S.C. cadet brawl mirrors one that happened at Fort Gordon
FORT JACKSON, S.C. - In a situation similar to what happened at Fort Gordon in October, 15 people were sent to hospitals after a brawl between cadets in a youth program.
Around 5 p.m. Tuesday, a fight broke out as a personal issue and escalated into wider violence between participants in the Job ChalleNGe at the South Carolina Army National Guard’s McCrady Training Center.
While staff responded to the fight, a second scuffle broke out among cadets in the Youth ChalleNGe program.
It’s a lot like what happened Oct. 13, when a brawl shut down the Georgia National Guard’s Youth ChalleNGe Academy at Fort Gordon.
While organizers initially blamed the youths for the brawl, they later admitted that in a rush to meet a new enrollment quota, officials didn’t properly screen recruits for behavioral and mental health problems. Then the small staff failed to control uncooperative and violent youths, an investigation found.

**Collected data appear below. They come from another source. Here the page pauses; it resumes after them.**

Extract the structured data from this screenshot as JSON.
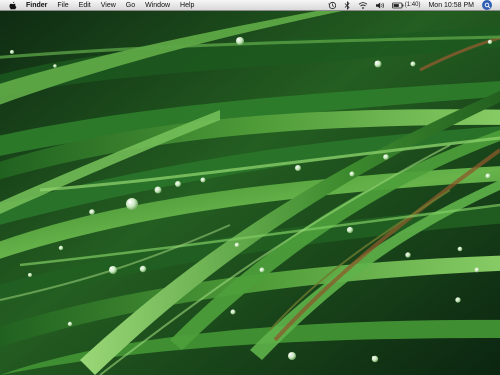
{
  "menubar": {
    "apple_icon": "apple-icon",
    "app_name": "Finder",
    "menus": [
      "File",
      "Edit",
      "View",
      "Go",
      "Window",
      "Help"
    ],
    "status": {
      "battery_time": "(1:40)",
      "clock": "Mon 10:58 PM",
      "icons": [
        "time-machine-icon",
        "bluetooth-icon",
        "wifi-icon",
        "volume-icon",
        "battery-icon",
        "spotlight-icon"
      ]
    }
  },
  "desktop": {
    "wallpaper": "green grass blades with dew drops",
    "colors": {
      "dark": "#0f2f13",
      "mid": "#2f7d25",
      "light": "#79c55e",
      "highlight": "#b8ec98"
    }
  }
}
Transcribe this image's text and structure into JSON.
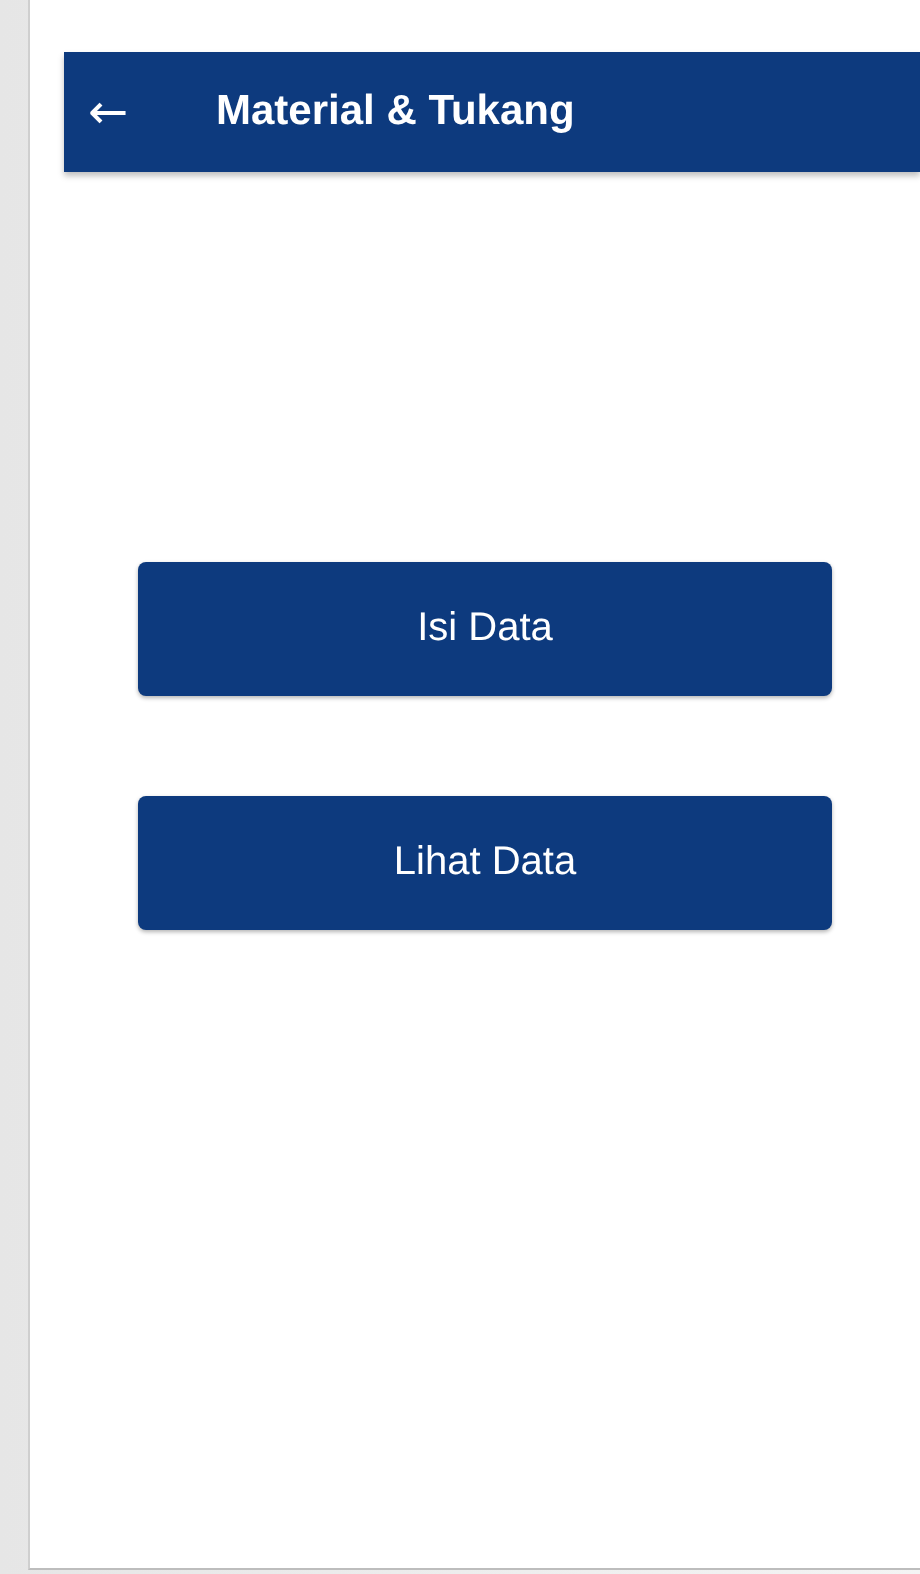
{
  "app_bar": {
    "title": "Material & Tukang",
    "back_icon": "←"
  },
  "buttons": [
    {
      "label": "Isi Data"
    },
    {
      "label": "Lihat Data"
    }
  ]
}
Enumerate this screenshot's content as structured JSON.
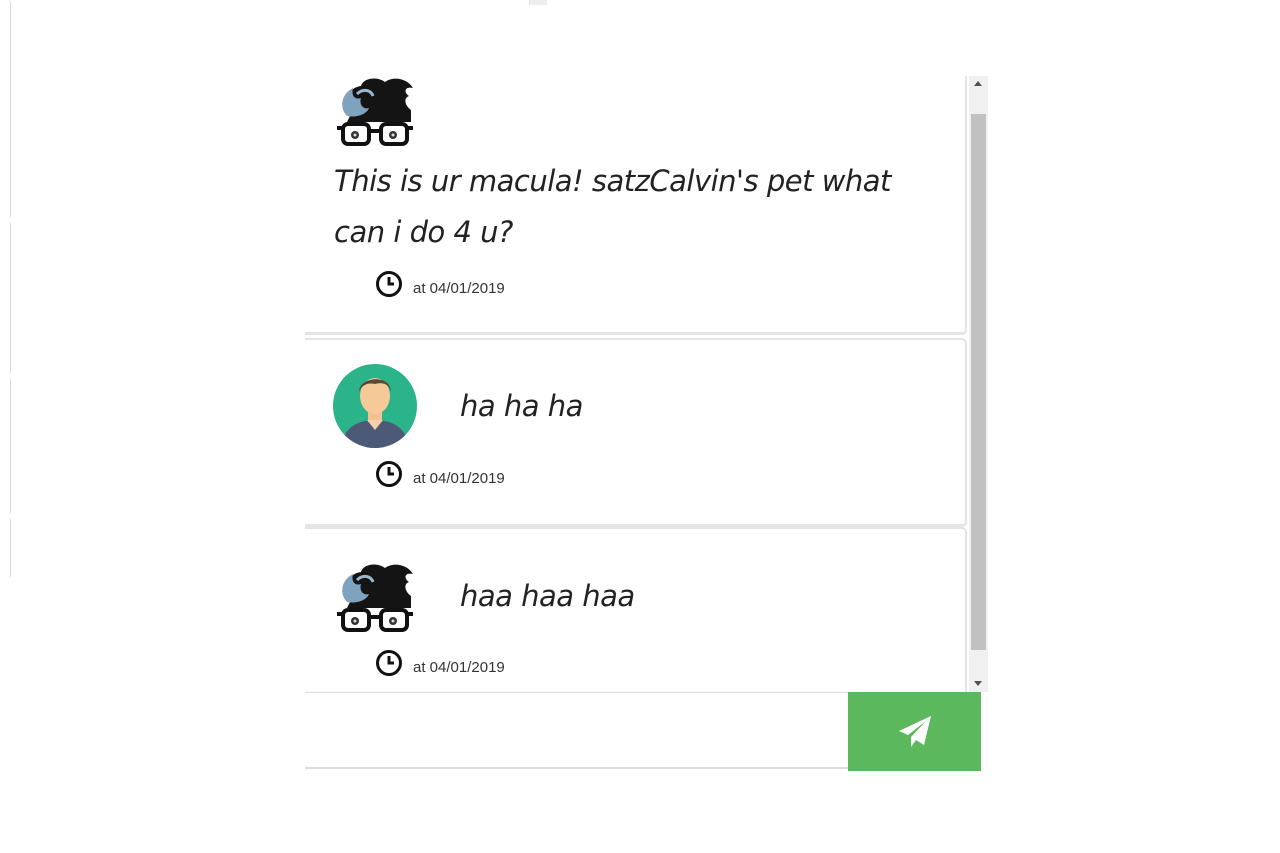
{
  "messages": [
    {
      "sender": "bot",
      "avatar_icon": "nerd-glasses-avatar-icon",
      "text": "This is ur macula! satzCalvin's pet what can i do 4 u?",
      "meta": "at 04/01/2019"
    },
    {
      "sender": "user",
      "avatar_icon": "user-avatar-icon",
      "text": "ha ha ha",
      "meta": "at 04/01/2019"
    },
    {
      "sender": "bot",
      "avatar_icon": "nerd-glasses-avatar-icon",
      "text": "haa haa haa",
      "meta": "at 04/01/2019"
    }
  ],
  "composer": {
    "placeholder": "",
    "value": "",
    "send_icon": "paper-plane-icon",
    "send_color": "#5cb85c"
  }
}
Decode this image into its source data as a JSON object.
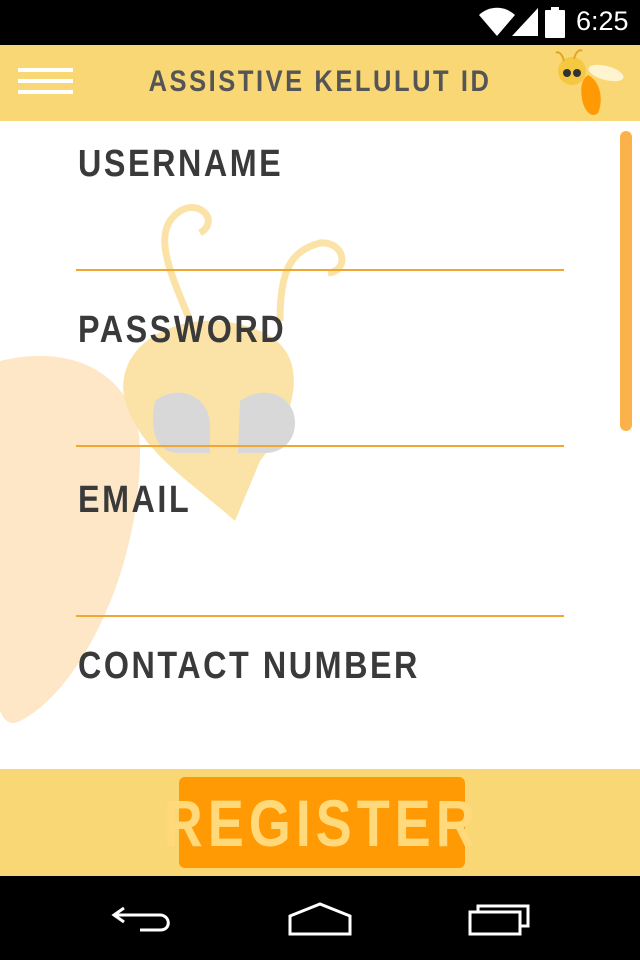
{
  "status_bar": {
    "time": "6:25",
    "icons": [
      "wifi-icon",
      "cell-signal-icon",
      "battery-icon"
    ]
  },
  "app_bar": {
    "menu_icon": "hamburger-menu-icon",
    "title": "ASSISTIVE KELULUT ID",
    "logo_icon": "bee-logo-icon"
  },
  "form": {
    "fields": [
      {
        "label": "USERNAME",
        "value": ""
      },
      {
        "label": "PASSWORD",
        "value": ""
      },
      {
        "label": "EMAIL",
        "value": ""
      },
      {
        "label": "CONTACT NUMBER",
        "value": ""
      }
    ],
    "background_icon": "bee-watermark-icon"
  },
  "footer": {
    "register_label": "REGISTER"
  },
  "nav_bar": {
    "icons": [
      "back-icon",
      "home-icon",
      "recent-apps-icon"
    ]
  },
  "colors": {
    "app_bar": "#f9d774",
    "accent": "#ff9a05",
    "underline": "#f0a630",
    "scrollbar": "#fbb24a",
    "label_text": "#3a3a3a"
  }
}
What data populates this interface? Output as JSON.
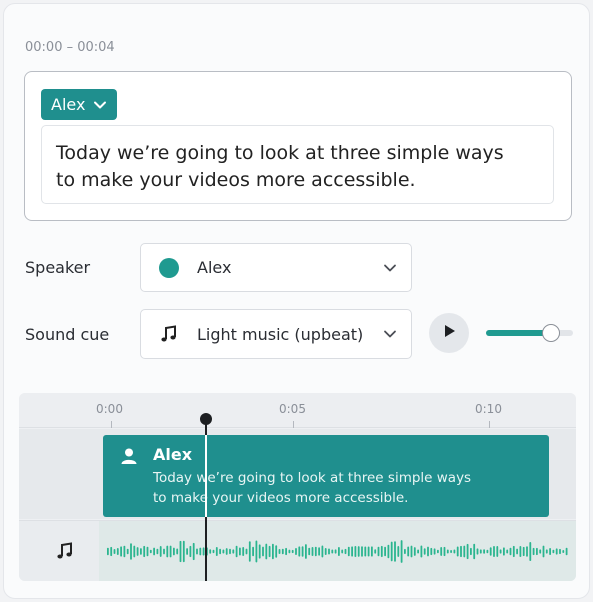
{
  "time_range": "00:00 – 00:04",
  "caption": {
    "speaker": "Alex",
    "lines": [
      "Today we’re going to look at three simple ways",
      "to make your videos more accessible."
    ]
  },
  "speaker_row": {
    "label": "Speaker",
    "value": "Alex",
    "color": "#1f9a90"
  },
  "sound_row": {
    "label": "Sound cue",
    "value": "Light music (upbeat)",
    "volume": 0.75
  },
  "timeline": {
    "ticks": [
      "0:00",
      "0:05",
      "0:10"
    ],
    "playhead_time": "0:02.5",
    "clip": {
      "speaker": "Alex",
      "lines": [
        "Today we’re going to look at three simple ways",
        "to make your videos more accessible."
      ]
    }
  },
  "colors": {
    "accent": "#1f8f8e",
    "wave": "#2bb58f"
  },
  "icons": [
    "chevron-down-icon",
    "music-note-icon",
    "play-icon",
    "user-icon"
  ]
}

In the South Carolina incident, the National Guard said both fights were contained within an hour, and one staff member and 14 cadets were taken to area hospitals for treatment, then released.
Eight of the cadets are from the Job ChalleNGe program, from ages 16-18, while six are from the Youth ChalleNGe program, their ages range from 15 to 18.
No weapons were found during the fight.
Multiple parents and cadets have to withdraw from the program following the incident.
Organizers shared that the regimented Youth ChalleNGe program is in the acclimation phase which helps cadets change past behaviors and develop life skills, teamwork, anger management, and drug avoidance strategies. The academy is not a youth detention facility but a voluntary program, a Georgia National Guard spokeswoman said.
Staff are conducting a standdown to investigate the handling of the events and to prevent future incidents.